Reply To: Is fractional reserve banking more efficient?

#17844
jmherbener
Participant

Your example illustrates the first step of the business cycle, not efficiency. The issue of fiduciary media by banks leads to malinvestments during the boom which must be liquidated during the bust. Likewise, during the housing the boom the additional houses produced (and the additional capital capacity produced to support housing production) was not efficient.

It is only better for society to have another restaurant built if it proves to produce goods more valuable to people in society than the alternative production facility that could have been built with the same resources. That the restaurant owner pays back his loan is not a sufficient condition to prove social benefit. Lots of homeowners were paying back their mortgages during the housing boom.

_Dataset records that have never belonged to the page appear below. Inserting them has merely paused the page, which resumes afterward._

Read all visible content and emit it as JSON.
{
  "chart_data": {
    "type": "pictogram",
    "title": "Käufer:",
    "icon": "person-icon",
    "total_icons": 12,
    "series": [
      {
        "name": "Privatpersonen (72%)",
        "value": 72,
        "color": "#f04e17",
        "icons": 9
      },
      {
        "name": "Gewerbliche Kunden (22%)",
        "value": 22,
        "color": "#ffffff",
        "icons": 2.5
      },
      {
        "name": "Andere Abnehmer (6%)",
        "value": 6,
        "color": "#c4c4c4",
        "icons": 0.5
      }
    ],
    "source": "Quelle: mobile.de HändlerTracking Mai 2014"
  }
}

In the market, profit and loss calculations reveal when the use of resources in one line of production have greater value than in another alternative line of production. An enterprise earns profit if the revenue generated by the sale of its output exceeds the costs incurred from the purchase of its inputs. The revenue generated is determined by the demand people have for its output. The costs incurred is determined by the demand other entrepreneurs have to produce their output which, in turn, is determined by the demand people have for their output. An enterprise earns profit by compensating the input owners for the loss of value they cannot receive from other entrepreneurs and then uses the inputs to produce output that people value more highly than that which would have been produced by other entrepreneurs.

Now apply these general principles to banking. If a bank intermediates credit, then they compensate savers by paying interest to borrow funds from them. Because they have lent money to the banks, the savers must reduce their demands for goods. But they have willingly entered into an agreement to do this. If the bank issues fiduciary media, then it pays no opportunity cost to obtain command over these funds. And yet, when it lends the funds out to borrowers, they are able to bid resources away from other people without anybody agreeing to such restrictions in their command over resources. Such activity is inefficient on these grounds alone.

We can come to the same conclusion about fiat money. If the government prints more fiat money and spends it to build three more bridges is society better off? Clearly not. All such spending of the government is inefficient by the nature of how the resources are transfers out of the hands of some people and into the hands of other people. Unless this is done in voluntary exchange under the guidance of economic calculation, then the activity is socially inefficient.